SUPREME COURT OF THE UNITED STATES
RADLAX GATEWAY HOTEL, LLC, et al. v. AMALGAMATED BANK
certiorari to the united states court of appeals for the seventh circuit
No. 11–166. Argued April 23, 2012—Decided May 29, 2012
To finance the purchase of a commercial property and associated renovation and construction costs, petitioners (debtors) obtained a secured loan from an investment fund, for which respondent (Bank) serves as trustee. The debtors ultimately became insolvent, and sought relief under Chapter 11 of the Bankruptcy Code. Pursuant to 11 U. S. C. §1129(b)(2)(A), the debtors sought to confirm a “cramdown” bankruptcy plan over the Bank’s objection. That plan proposed selling substantially all of the debtors’ property at an auction, and using the sale proceeds to repay the Bank. Under the debtors’ proposed auction procedures, the Bank would not be permitted to bid for the property using the debt it is owed to offset the purchase price, a practice known as “credit-bidding.” The Bankruptcy Court denied the debtors’ request, concluding that the auction procedures did not comply with §1129(b)(2)(A)’s requirements for cramdown plans. The Seventh Circuit affirmed, holding that §1129(b)(2)(A) does not permit debtors to sell an encumbered asset free and clear of a lien without permitting the lienholder to credit-bid.
Held: The debtors may not obtain confirmation of a Chapter 11 cramdown plan that provides for the sale of collateral free and clear of the Bank’s lien, but does not permit the Bank to credit-bid at the sale. Pp. 3–10.
(a) A Chapter 11 plan proposed over the objection of a “class of secured claims” must meet one of three requirements in order to be deemed “fair and equitable,” and therefore confirmable. The secured creditor may retain its lien on the property and receive deferred cash payments, §1129(b)(2)(A)(i); the debtors may sell the property free and clear of the lien, “subject to section 363(k)”—which permits the creditor to credit-bid at the sale—and provide the creditor with a lien on the sale proceeds, §1129(b)(2)(A)(ii); or the plan may provide the secured creditor with the “indubitable equivalent” of its claim, §1129(b)(2)(A)(iii).
Here, the debtors proposed to sell their property free and clear of the Bank’s liens and repay the Bank with the sale proceeds, as contemplated by clause (ii). Because the debtors’ auction procedures do not permit the Bank to credit-bid, however, the proposed sale cannot satisfy the requirements of clause (ii). The debtors claim their plan can instead satisfy clause (iii) by providing the Bank with the “indubitable equivalent” of its secured claim, in the form of cash generated by the auction.
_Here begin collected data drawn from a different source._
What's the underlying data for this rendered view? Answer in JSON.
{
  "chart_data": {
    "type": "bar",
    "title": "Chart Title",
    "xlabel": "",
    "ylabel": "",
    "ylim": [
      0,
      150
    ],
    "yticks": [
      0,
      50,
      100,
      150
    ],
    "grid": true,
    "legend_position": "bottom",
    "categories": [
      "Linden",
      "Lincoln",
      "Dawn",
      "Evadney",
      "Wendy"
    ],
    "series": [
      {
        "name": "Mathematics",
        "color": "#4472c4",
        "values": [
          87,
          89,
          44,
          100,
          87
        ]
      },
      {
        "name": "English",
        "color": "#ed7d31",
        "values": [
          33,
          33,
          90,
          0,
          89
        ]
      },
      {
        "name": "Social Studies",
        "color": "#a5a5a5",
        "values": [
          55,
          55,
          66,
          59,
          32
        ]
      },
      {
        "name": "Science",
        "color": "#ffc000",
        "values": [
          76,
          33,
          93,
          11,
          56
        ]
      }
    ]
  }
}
The debtors’ reading of §1129(b)(2)(A), under which clause (iii) permits precisely what clause (ii) proscribes, is hyperliteral and contrary to common sense. “[I]t is a commonplace of statutory construction that the specific governs the general.” Morales v. Trans World Airlines, Inc., 504 U. S. 374 . Here, where general and specific authorizations exist side-by-side, the general/specific canon avoids rendering superfluous a specific provision that is swallowed by the general one. See D. Ginsberg & Sons, Inc. v. Popkin, 285 U. S. 204 . As applied to §1129(b)(2)(A), the canon provides that the “general language” of clause (iii), “although broad enough to include it, will not be held to apply to a matter specifically dealt with” in clause (ii). 285 U. S., at 208. Although the canon can be overcome by other textual indications of statutory meaning, the debtors point to none here. Pp. 3–8.
(b) None of the debtors’ objections to this approach is valid. Pp. 8–9.
651 F. 3d 642, affirmed.
Scalia, J., delivered the opinion of the Court, in which all other Members joined, except Kennedy, J., who took no part in the decision of the case.